Colorado saw its highest increase in drug overdose deaths from 2019 to 2020 with a 38 percent increase. Of the nearly 71,000 nationwide drug overdose deaths in 2019, over 70 percent of them involved an opioid.
In response to the opioid crisis, Colorado State University’s Prevention Research Center in the Department of Human Development and Family Studies has received a $350,000 award from the National Institute of Food and Agriculture – Rural Health and Safety to provide opioid prevention training and technical assistance to rural communities.
“The prevalence of opioid misuse in rural areas is high, and oftentimes, these communities are under-resourced to address the problem,” said Nate Riggs, executive director of the PRC and professor in the Department of Human Development and Family Studies.
This comes as states prepare to receive settlement funds from major drug distributors and a manufacturer for their role in the opioid epidemic. Colorado is expected to receive at least $300 million in settlement funds, which will go to communities, schools, organizations, and service providers. With the funds, these groups can then tap into the PRC services to combat the growing opioid issues in Colorado, specifically in rural areas.
“As a land-grant university, CSU and our Prevention Research Center are well positioned to provide opioid misuse prevention and intervention programs as well as training and technical assistance for substance use prevention,” said Riggs.
Advancing innovative strategies that reduce drug misuse
The two-year project, titled “Bringing Prosper to Colorado: Providing Opioid Prevention Training and Technical Assistance to Rural Communities,” will focus on three key areas: bringing evidence-based, family-focused interventions to the northwest region of Colorado (Routt and Moffat counties), scaling up a statewide prevention management team, and funding webinars as a statewide training tool for opioid prevention.
The services the PRC will bring to Colorado include prevention training and technical assistance, community presentations, community needs assessments and data-driven decision-making tools, and program development and evaluation.
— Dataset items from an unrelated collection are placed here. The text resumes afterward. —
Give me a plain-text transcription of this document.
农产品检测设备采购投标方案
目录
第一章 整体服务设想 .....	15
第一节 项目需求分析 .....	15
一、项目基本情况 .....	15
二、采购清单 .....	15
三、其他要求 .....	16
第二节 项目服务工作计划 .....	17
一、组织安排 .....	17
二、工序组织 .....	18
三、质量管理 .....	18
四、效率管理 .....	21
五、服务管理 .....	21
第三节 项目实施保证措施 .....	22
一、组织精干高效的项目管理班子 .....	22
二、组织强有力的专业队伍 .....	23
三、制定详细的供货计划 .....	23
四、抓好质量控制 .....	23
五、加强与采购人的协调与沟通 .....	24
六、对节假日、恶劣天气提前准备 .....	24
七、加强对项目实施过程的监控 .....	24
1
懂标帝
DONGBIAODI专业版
“The PRC and our state management team can work with communities to identify needed programs and provide training on how to identify, select, implement, and evaluate those programs,” said Riggs. “This way, they are selecting programs with the most evidence to support their effectiveness.”
With the opioid settlement funds, communities can hire the PRC to assist them in these areas.
The state management team will be created by the PRC to support local communities. The team will be comprised of CSU researchers, CSU graduate students, extension professionals, and various community partners including Rise Above Colorado and Colorado Consortium.
Titled “Prevention Extension Cast,” the proposed webinars will feature various experts in the field and be open to the public. The first broadcast of the fall season will take place in October. More information will be available in the coming month on the Prevention Extension Cast website, which currently hosts previous broadcasts.
About the Prevention Research Center
The PRC, which is part of the Department of Human Development and Family Studies, was established in 2014 as a campus-wide, trans-disciplinary center committed to studying the development, implementation, and evaluation of effective and sustainable intervention programs that promote individual and family health and wellness throughout the lifespan. The center programs aim to reduce the risk for problems such as drug misuse, physical and mental health issues, violence, and problems of aging.
The Department of Human Development and Family Studies is part of CSU’s College of Health and Human Sciences.